The Centre for Food Safety (CFS) of the Food and Environmental Hygiene Department today (June 13) announced that a trace amount of malachite green was found in a grass carp sample. Follow-up is in progress.
A CFS spokesman said, "The CFS collected the above-mentioned grass carp sample from a stall at the Cheung Sha Wan Wholesale Food Market for testing under its routine Food Surveillance Programme. The test result showed that the sample contained a trace amount of malachite green at a level of 0.8 parts per billion.
"The CFS has informed the vendor concerned of the irregularity and instructed it to stop sale of the affected product," the spokesman added.

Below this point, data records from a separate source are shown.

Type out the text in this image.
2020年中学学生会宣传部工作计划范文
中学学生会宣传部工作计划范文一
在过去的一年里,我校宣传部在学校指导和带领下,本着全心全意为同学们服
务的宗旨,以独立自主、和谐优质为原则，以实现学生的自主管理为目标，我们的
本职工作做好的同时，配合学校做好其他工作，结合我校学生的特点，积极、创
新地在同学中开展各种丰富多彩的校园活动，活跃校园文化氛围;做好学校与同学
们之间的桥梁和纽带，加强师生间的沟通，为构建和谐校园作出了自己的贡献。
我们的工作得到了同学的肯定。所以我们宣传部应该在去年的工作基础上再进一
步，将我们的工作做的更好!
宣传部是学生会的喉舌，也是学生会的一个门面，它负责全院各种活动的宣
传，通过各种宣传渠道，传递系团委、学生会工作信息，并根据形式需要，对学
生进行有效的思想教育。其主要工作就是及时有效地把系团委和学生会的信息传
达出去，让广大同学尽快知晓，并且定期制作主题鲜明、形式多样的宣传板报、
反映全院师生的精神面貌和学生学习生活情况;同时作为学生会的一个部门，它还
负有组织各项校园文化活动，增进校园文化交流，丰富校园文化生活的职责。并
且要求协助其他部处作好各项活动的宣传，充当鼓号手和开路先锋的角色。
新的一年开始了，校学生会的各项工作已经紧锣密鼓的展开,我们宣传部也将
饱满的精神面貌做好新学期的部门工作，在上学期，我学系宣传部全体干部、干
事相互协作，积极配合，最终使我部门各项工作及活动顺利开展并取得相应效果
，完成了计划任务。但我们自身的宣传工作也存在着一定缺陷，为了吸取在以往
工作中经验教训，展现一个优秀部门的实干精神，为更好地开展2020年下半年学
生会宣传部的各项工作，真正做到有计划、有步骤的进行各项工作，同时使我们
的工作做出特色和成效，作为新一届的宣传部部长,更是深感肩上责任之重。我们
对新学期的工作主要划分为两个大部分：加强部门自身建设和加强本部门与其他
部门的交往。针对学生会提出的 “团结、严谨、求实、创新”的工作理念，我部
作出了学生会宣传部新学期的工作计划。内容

Malachite green is a type of industrial dye and has been used for treating infections in fish. Malachite green is possibly both genotoxic and carcinogenic. According to the Joint FAO/WHO Expert Committee on Food Additives (JECFA), there is no safe level of residues of malachite green or its metabolites in food that represents an acceptable risk to consumers. Currently, malachite green has been prohibited for use in food producing animals in many countries. According to the Harmful Substances in Food Regulations (Cap 132AF), no food sold in Hong Kong is allowed to contain malachite green. Offenders will be prosecuted and will be liable to a fine of $50,000 and to imprisonment for six months upon conviction.
The CFS will continue to follow up on the incident and take appropriate action, including tracing the source of the affected product. Investigation is ongoing.